23 de desembre 2016

La verdad de la posverdad












“No hay verdad de la verdad”. Fue la respuesta de Jacques Lacan a la exigencia —más que pedido— de uno de sus alumnos cuando se quejaba ese día un poco desairado: “¿Por qué no dice usted, de una vez por todas, la verdad de la verdad?”

Ese día la verdad declinó, ese día la verdad rindió sus armas después de haber vencido heroicamente a la exactitud, la del imperio de la cifra, la de la pretensión empírica y positivista que la sigue buscando en vano en la sombra fugaz de cada objeto percibido. Ese día la verdad se hizo hermanita del goce más abyecto, tan ambigua y escurridiza como el camino del pez en el agua, tan loca como el gato que saltó para querer atraparlo sin mojarse. Ese día, después de haber mostrado sus caras infinitas, el poniente excesivo de la verdad ocultó la última de ellas tras las montañas de lo inútil, de lo perecedero, de lo que no tiene ya sentido. Ahí se convirtió la verdad en el resto irreciclable que abandona la realidad y se hunde en lo más íntimo y extraño a la vez, en lo más imposible de decir o de representarse. Y una vez ahí, como una serpiente sin más pieles que renovar, la verdad ha parido de noche el huevo del que renace el monstruo con una nueva apariencia, con un nuevo semblante.

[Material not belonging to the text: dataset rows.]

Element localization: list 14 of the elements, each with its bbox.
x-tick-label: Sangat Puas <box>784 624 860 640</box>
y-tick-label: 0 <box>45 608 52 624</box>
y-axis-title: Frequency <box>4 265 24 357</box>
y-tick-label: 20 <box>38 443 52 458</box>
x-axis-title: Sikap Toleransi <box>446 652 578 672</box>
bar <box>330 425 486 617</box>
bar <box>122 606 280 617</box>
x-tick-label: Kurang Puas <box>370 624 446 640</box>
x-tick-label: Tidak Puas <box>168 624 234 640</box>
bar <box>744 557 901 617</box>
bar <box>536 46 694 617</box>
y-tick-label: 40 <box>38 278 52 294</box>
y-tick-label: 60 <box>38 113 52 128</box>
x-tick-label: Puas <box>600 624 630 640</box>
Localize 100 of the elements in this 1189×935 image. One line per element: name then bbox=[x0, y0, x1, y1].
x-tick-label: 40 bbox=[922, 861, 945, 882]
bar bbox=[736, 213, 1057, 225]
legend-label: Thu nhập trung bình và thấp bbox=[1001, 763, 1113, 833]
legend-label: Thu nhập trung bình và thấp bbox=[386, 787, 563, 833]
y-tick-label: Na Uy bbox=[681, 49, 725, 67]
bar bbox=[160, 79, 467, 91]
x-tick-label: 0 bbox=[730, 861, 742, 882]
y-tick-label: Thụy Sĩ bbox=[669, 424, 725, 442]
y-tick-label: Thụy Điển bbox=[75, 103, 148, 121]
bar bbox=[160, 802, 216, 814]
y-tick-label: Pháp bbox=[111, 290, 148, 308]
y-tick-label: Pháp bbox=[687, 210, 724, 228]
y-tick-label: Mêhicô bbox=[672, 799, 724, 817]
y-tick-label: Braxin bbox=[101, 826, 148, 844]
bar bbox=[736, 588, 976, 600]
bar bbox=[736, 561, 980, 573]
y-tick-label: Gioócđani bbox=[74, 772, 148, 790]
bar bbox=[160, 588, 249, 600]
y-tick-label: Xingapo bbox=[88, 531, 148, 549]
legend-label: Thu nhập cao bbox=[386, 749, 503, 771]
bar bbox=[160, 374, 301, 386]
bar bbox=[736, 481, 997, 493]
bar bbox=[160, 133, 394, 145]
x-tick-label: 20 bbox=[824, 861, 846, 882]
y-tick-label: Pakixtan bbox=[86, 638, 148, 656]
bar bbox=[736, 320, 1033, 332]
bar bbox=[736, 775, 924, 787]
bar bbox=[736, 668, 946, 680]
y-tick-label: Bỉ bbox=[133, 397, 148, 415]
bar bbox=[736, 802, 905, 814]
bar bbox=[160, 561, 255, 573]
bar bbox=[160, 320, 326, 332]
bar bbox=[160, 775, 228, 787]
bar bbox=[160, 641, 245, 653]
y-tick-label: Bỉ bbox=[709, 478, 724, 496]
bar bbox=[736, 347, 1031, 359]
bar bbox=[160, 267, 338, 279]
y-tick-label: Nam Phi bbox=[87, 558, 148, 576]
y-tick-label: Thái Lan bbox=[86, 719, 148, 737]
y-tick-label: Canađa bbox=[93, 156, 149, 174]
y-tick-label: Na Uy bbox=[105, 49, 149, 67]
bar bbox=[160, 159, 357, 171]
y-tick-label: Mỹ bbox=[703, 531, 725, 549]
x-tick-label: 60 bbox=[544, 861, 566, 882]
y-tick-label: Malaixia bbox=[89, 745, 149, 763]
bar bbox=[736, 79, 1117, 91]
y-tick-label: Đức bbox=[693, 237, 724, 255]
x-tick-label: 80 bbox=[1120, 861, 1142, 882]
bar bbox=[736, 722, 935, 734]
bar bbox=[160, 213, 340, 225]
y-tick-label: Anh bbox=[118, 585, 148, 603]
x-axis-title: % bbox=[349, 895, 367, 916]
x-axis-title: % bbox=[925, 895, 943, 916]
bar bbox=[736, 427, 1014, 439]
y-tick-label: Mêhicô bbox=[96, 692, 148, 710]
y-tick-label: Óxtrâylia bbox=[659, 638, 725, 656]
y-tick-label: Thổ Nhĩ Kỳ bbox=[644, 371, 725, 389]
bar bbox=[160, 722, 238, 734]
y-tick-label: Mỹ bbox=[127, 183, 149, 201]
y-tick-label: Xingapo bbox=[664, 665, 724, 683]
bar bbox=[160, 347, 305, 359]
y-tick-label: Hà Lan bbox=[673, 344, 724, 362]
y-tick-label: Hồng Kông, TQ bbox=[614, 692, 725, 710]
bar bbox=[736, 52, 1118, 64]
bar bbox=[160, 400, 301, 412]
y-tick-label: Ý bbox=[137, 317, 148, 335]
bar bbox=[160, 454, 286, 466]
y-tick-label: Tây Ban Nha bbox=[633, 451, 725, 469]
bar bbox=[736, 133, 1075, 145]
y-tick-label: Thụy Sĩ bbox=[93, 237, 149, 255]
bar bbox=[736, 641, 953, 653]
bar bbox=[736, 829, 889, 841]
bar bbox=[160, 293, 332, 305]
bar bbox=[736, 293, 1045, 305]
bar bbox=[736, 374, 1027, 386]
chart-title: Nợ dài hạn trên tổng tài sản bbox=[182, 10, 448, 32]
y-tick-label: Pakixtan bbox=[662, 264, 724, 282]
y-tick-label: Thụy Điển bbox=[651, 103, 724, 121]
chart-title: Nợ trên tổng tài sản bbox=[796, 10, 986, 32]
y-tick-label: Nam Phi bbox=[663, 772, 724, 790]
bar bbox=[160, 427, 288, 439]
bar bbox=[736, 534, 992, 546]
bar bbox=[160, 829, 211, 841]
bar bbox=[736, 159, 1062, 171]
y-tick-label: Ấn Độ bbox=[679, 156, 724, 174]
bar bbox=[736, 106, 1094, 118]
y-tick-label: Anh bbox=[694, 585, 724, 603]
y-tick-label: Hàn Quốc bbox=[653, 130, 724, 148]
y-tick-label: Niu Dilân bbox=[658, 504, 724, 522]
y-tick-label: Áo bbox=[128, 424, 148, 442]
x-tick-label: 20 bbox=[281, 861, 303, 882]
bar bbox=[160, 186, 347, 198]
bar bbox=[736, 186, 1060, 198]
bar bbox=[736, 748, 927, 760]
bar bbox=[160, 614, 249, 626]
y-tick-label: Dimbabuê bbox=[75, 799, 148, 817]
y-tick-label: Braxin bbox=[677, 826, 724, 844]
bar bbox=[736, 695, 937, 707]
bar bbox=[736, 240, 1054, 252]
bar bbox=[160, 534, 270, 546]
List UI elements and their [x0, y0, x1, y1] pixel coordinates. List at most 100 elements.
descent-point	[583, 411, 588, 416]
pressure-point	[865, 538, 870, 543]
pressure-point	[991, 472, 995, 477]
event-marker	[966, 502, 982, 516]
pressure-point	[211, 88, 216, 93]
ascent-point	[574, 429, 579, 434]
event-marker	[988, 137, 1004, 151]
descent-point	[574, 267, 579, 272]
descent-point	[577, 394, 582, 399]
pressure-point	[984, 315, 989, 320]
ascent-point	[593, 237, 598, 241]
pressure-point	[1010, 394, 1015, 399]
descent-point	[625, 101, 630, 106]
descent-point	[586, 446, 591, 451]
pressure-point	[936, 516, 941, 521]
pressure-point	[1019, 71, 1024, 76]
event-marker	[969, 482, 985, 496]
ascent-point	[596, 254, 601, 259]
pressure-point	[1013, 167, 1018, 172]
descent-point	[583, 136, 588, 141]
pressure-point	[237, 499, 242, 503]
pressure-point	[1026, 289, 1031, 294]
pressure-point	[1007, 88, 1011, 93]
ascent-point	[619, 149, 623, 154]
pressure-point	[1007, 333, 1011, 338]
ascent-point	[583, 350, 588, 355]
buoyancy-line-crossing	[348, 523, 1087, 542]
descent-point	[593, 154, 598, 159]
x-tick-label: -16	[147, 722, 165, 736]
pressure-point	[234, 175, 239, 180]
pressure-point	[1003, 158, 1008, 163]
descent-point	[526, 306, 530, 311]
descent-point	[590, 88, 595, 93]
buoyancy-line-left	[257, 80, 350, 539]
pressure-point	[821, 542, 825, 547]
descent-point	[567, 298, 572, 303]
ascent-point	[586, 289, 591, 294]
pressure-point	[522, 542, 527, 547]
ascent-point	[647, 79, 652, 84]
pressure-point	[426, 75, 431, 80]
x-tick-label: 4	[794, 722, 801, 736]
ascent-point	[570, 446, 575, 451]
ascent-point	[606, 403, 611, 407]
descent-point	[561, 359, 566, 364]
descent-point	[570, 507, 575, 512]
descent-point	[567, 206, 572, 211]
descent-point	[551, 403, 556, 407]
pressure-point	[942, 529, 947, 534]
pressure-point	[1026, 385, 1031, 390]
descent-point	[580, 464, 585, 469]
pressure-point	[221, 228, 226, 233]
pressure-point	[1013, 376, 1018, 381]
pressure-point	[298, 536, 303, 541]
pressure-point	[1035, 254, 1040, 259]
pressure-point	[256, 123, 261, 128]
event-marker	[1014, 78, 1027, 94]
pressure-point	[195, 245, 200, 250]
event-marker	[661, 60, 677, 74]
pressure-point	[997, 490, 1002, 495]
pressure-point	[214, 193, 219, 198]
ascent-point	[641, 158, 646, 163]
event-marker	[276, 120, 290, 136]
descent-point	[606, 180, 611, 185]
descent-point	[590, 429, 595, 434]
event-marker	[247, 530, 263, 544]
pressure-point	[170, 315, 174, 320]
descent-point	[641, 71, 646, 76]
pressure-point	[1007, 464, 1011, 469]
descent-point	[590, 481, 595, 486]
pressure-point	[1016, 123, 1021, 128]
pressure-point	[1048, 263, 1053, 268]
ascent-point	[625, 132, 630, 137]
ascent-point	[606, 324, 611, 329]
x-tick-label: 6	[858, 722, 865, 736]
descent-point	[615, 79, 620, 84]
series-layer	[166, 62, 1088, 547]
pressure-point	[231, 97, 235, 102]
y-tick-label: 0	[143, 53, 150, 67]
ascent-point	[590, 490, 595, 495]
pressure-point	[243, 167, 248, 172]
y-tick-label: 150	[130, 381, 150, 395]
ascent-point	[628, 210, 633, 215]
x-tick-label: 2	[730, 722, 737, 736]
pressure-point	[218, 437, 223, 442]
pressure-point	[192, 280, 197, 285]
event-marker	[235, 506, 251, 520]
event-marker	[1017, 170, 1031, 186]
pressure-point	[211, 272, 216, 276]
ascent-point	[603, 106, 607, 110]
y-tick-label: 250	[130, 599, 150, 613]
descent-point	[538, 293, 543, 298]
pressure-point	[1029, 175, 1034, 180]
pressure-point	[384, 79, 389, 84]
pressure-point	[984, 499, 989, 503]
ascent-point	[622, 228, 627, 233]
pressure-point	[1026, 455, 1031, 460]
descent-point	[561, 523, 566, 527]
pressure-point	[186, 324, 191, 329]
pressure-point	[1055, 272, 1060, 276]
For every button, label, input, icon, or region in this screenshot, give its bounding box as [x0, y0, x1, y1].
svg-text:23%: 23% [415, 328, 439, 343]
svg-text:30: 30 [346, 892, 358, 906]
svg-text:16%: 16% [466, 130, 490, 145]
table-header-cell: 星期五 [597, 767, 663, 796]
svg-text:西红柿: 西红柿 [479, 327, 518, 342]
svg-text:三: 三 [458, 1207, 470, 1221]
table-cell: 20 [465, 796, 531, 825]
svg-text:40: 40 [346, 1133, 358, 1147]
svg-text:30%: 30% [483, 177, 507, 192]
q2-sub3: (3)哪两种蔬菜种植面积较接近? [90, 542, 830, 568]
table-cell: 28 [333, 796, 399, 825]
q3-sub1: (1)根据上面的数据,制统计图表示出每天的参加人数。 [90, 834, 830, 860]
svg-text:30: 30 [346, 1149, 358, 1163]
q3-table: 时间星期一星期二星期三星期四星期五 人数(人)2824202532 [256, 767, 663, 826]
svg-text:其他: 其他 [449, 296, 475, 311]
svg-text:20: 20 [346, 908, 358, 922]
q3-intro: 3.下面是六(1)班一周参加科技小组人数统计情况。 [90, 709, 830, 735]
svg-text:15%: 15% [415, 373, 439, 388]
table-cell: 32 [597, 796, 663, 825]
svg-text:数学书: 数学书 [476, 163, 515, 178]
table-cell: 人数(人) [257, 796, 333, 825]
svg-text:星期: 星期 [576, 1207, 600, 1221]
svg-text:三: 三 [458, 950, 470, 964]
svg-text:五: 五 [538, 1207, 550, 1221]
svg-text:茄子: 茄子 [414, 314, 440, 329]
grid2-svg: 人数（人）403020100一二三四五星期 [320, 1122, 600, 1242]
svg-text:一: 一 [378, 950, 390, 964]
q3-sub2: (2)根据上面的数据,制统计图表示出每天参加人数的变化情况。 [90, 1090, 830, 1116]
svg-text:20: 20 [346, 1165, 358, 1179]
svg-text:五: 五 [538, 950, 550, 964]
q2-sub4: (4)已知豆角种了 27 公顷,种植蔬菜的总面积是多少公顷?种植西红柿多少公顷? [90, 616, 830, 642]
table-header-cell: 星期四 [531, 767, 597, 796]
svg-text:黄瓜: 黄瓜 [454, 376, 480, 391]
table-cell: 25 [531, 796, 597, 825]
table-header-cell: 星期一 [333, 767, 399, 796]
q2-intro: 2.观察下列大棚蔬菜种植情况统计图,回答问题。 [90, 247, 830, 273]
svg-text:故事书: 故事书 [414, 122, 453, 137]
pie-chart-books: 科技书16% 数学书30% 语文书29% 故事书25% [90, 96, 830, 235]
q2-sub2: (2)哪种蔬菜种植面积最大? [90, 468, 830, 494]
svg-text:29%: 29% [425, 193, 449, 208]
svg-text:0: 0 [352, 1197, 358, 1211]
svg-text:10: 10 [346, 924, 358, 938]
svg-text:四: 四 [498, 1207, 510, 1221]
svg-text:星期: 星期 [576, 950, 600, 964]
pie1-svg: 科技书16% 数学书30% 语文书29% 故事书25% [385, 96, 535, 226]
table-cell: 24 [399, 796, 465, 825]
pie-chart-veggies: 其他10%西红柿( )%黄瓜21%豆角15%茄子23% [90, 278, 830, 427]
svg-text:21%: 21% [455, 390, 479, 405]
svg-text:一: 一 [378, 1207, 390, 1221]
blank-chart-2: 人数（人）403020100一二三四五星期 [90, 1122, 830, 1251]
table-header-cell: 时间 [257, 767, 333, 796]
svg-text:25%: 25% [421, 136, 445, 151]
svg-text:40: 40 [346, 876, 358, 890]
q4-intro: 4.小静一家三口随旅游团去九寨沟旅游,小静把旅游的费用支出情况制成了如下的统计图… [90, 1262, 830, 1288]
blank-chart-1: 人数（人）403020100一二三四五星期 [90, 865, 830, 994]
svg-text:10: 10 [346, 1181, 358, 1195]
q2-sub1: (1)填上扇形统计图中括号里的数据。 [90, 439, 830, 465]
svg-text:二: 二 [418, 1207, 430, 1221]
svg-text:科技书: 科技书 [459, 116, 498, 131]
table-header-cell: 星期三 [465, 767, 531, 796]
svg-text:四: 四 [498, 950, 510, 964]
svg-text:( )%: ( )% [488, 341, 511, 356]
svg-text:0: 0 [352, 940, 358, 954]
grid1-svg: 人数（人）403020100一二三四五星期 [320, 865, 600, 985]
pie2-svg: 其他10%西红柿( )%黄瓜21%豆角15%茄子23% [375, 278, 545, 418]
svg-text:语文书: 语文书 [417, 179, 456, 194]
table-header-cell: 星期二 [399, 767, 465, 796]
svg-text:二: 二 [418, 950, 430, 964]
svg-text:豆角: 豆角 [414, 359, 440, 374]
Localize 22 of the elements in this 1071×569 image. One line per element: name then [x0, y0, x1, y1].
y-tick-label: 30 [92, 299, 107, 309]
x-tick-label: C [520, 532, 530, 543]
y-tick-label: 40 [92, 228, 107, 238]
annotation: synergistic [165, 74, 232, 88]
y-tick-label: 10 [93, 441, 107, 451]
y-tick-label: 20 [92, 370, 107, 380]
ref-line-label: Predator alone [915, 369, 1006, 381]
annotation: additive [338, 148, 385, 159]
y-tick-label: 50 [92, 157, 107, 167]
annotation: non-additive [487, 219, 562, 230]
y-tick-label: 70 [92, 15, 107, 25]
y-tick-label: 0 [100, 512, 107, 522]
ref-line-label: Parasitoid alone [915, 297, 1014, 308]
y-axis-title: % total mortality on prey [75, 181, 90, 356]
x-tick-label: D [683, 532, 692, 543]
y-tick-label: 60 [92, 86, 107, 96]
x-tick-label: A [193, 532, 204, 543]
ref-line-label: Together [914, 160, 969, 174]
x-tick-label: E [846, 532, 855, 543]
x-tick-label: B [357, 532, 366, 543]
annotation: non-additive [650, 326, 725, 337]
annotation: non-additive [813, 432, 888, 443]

Sin saber todavía de qué es un nuevo semblante, nuestro tiempo ha bautizado a este monstruo con el nombre de “posverdad”. El Diccionario Oxford acaba de incluirlo en su lista de nuevas palabras para arrancarle a todas las demás su prestigio, su pretensión de decir… la verdad de la verdad precisamente. Post-truth, esa es según “El País” de hoy la palabra que nos marca el paso del año, su actualidad extraña y pasajera.

Pero en realidad esta posverdad es sólo un pseudónimo más de lo que hay que llamar con su verdadero nombre: lo real, distinto desde siempre de la verdad, lo real en el que se funda el síntoma de nuestra época. Tanto la ciencia como la política, tanto el arte como el psicoanálisis pueden encontrar hoy en esta diferencia la marca del ser que habla.  

Es un signo de los tiempos que corren. Sepamos responderle como merece, sin nostalgias ni imposturas.